Betr.: „Weggesperrt beim Bund“, taz-bremen vom 21.08.2001

Es ist kaum zu glauben, aber eine schreckliche Wahrheit: Seit dem 2. Juli wird ein Mensch Tag und Nacht in einer winzigen Zelle bei tagsüber hochgeklappter Pritsche gefangeng ehalten.

Nicht etwa, weil er ein Schwerstverbrecher sei. Er befindet sich auch nicht als Geisel bei den Taliban oder in schwer zugänglichen Gebieten in Kolumbien oder in Händen sonstiger Bösewichter in Urwäldern und Sümpfen, sondern ganz in unserer Nähe - in der Kaserne Schwanewede!

Kai S. wird dort seit Wochen mit Einzelhaft gequält, weil er Zwangsdienste ablehnt.

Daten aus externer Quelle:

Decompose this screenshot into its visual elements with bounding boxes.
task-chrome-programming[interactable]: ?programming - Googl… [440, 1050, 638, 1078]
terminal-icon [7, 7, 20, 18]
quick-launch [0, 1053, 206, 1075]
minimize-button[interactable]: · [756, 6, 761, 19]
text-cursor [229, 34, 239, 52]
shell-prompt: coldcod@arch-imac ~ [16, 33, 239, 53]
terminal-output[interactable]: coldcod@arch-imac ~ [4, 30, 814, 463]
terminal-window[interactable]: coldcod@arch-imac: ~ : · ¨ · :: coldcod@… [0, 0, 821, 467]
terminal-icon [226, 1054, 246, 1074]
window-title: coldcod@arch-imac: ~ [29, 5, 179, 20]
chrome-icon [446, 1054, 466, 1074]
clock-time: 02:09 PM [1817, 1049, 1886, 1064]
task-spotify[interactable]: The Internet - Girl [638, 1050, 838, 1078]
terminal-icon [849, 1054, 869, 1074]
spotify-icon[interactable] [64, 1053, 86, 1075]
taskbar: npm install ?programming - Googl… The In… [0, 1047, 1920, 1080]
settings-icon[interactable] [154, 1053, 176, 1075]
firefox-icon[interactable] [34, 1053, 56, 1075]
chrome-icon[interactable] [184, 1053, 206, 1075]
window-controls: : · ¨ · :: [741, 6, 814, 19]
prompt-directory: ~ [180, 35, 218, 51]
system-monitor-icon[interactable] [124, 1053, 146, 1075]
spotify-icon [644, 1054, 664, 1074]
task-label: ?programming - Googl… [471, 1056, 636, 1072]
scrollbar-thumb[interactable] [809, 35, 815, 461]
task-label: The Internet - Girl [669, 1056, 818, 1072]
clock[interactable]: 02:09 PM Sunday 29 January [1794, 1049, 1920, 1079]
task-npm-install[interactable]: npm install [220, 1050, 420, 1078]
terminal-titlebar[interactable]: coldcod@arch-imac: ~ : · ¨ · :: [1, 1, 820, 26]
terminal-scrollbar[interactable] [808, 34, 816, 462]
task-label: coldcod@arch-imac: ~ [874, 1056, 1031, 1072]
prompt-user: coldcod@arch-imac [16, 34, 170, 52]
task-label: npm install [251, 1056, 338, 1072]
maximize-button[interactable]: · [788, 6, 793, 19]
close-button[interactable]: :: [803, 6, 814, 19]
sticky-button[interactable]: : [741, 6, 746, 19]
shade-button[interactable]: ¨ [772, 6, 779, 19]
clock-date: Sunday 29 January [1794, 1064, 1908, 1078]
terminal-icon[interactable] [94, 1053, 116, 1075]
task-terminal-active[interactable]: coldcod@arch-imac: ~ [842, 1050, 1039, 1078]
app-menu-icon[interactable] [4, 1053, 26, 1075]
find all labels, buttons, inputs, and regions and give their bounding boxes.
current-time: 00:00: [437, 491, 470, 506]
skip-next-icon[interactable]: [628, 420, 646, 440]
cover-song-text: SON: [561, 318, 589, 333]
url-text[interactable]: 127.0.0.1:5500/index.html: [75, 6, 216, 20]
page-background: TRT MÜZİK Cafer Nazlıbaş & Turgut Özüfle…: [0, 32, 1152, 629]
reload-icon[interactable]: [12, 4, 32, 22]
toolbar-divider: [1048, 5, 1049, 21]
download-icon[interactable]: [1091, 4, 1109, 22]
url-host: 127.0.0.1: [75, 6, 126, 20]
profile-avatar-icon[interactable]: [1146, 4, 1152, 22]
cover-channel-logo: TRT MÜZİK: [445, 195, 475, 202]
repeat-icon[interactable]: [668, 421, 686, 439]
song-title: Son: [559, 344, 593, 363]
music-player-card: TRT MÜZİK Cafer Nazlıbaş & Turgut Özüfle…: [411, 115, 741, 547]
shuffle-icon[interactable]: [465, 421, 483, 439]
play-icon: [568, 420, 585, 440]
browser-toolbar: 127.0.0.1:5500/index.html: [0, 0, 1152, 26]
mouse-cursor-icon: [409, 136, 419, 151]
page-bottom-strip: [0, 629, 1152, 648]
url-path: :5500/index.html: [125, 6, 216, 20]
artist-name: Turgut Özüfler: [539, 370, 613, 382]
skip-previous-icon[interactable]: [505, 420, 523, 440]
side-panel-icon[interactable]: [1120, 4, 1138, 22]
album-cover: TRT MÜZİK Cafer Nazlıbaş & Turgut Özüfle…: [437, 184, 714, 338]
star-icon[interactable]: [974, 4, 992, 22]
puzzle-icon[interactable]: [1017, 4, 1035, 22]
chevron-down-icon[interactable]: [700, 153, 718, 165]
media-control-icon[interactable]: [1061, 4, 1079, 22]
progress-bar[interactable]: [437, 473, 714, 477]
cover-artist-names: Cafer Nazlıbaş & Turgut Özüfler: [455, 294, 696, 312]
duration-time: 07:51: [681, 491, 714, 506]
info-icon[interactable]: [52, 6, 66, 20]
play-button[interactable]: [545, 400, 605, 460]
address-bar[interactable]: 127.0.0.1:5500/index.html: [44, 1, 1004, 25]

Das reicht einer Kasernenleitung zu einer solchen Tat.

Wo bleibt der Wehrbeauftrage, wo sind die Zivilkräfte und Psychotherapeuten, die Kai S. befreien und sich um die anscheinend von einem Kasernensyndrom befallenen Verantwortlichen kümmern?

Es ist für eine Zivilgesellschaft gefährlich, wenn Soldaten/innen nicht mehr in der Lage sind, ihren Beruf wie jeden anderen zu verstehen und sich individuelles, ziviles, soziales Handeln außerhalb ihrer Befehlsgewalt und Kontrolle, die beim jetzigen Wehr- und Zivildienst besteht, vorstellen können.

Dem Fabrikdirektor wird aus gutem Grund auch nicht erlaubt, ArbeitnehmerInnen, die keine Lust zu der von ihm angebotenen Arbeit haben, anstatt zu entlassen in Eigenjustiz einzukerkern.

Wer kommt für die gesundheitlichen und die psychischen Schäden von Kai S. später auf?

Es darf nicht heißen: Wehr- und Pflichtdienste für alle, sonst wird ganz Deutschland bald eine große Kaserne. Dagegen sollten sich mündige Bürger-innen mit allen demokratischen Mittel wehren.